3. Your final question: I think it really depends. For example, I think if the person is Filipino, he/she will actually say Filipino, not Asian. Similarly, Japanese usually will say they are Japanese. But I think more often people ask " where are you from?" or "which country are you from?" not "what ethnicity" etc, don't they?

OzSoapbox said...


Can you please define Han Chinese without inserting political ideology...

Sure. What 99.9% of people in China and Taiwan look like.

and then read a little more about the construction of the Han Chinese ethnic identity and that 98% figure.

The technical aspects are irrelevant. To the world at large this is what they see when they come here and for those of us living here (not just on a holiday) it's the daily reality.

Not saying it's good or bad, but there's definitely stuff all variety of people living in Taiwan ethnicity wise.


98% Han came from Wikipedia. Personally I don't care what blood you have in you but more what you look like.

It's like those nutjobs in Australia that identify as Aboriginal despite having some ridiculous fraction of Aboriginal blood (1/16th or lower) and looking as white as they come.

Nobody is ever going to look at them and think 'yeah, Aboriginal'.

Bloodwise it might be inaccruate, but feature wise it's dead on. The amount of people who don't look Asian living in Taiwan is negligible.

remarks against aboriginals

The fact that this isn't the first time speaks volume.

And as for outrage, can't have been that great if they just went and did it again.

From Turton's commentary it sounds as if despite being rubbished by the KMT they're still going to overwhelmingly throw their support by them.

If aboriginals had any societal, political or cultural clout in Taiwanese society do you think a political party is going to get away with comments such as those made by the KMT?

They get away with it because non-Han people don't exist in Taiwanese society.
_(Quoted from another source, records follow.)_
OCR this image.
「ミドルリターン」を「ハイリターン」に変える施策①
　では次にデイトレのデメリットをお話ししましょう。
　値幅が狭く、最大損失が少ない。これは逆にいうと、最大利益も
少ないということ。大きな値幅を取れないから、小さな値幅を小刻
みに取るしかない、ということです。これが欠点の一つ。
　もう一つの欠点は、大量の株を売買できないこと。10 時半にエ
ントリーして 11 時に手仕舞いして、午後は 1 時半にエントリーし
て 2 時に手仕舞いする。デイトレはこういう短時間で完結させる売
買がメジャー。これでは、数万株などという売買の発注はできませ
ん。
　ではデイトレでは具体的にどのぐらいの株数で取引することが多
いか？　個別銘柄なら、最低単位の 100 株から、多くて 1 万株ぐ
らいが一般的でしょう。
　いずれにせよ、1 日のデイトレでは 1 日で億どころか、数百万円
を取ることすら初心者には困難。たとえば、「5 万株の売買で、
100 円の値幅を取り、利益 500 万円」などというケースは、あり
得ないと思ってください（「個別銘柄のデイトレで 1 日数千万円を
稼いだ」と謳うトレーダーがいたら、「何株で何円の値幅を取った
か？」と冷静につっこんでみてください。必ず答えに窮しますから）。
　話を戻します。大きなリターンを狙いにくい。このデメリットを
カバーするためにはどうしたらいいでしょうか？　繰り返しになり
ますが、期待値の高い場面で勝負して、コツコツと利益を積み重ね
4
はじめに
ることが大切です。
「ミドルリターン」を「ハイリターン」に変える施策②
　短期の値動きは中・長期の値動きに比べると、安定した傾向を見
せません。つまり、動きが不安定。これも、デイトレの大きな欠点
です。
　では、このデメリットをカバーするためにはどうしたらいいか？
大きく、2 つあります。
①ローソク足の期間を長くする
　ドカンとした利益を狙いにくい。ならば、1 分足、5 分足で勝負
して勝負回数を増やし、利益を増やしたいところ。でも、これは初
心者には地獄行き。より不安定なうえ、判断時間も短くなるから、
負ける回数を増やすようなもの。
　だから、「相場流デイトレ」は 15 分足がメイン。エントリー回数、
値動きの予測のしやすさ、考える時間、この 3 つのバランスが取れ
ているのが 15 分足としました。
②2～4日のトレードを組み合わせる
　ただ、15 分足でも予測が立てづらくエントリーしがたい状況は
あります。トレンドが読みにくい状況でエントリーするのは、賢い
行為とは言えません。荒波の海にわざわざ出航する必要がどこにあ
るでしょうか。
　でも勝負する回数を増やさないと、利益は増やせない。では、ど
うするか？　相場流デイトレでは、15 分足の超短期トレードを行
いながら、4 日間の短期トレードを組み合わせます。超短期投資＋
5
They're (like us) all on the outside.

As for 3. Mate, you're delusional if you think your average European/American/Australian et al. can pick a Phillipino or Indonesian without asking them.

99 times out of 100 you're just going to get 'yeah they're Asian', which drives home my point about ethnicity.

It wasn't so much about how the people of those countries identify themselves as how the world at large classifies their ethnicity (purely on looks).

Dixteel said...

OzSoapbox, you have some valid points. However,

The KMT official did get punished, but not severely enough IMO, and I think a lot of people are not satisfied with it. In this area, Taiwan does need improvement, but it is not like people don't care.

Certainly you cannot tell people's background simply by looking at them. I cannot tell Germany from Spanish neither, etc. But it is often good to know others' background. For example, when you are doing business with others, it might be good to know this type of things because they do make a difference. Hence I don't like putting people in large ethnicity group, especially simply by look, because at best it is pointless, at worst it can offend others.

Anonymous said...

A lot of stuff above is mildly racist and recklessly ignorant at best...

OzSoapbox said...


Knowing definitely and myself I do try to find out where the people are from that I meet in my travels.

I was getting more at the fact people can't tell the difference without asking and simply label a great deal of Asians as 'Asian' if asked.

I too don't like grouping people into large ethnicity groups. I always refer to people as where they come from (American, Taiwanese, Japanese etc.).

The irony of course being that in Taiwan where I come from is irrelevant, I'm just another foreigner who doesn't belong.


Yes, yes... and ignorant and xenophobic and offensive and, come's the PC brigade, choo choo!

Shame someone is always ready with the R word whenever ethnicity is discussed.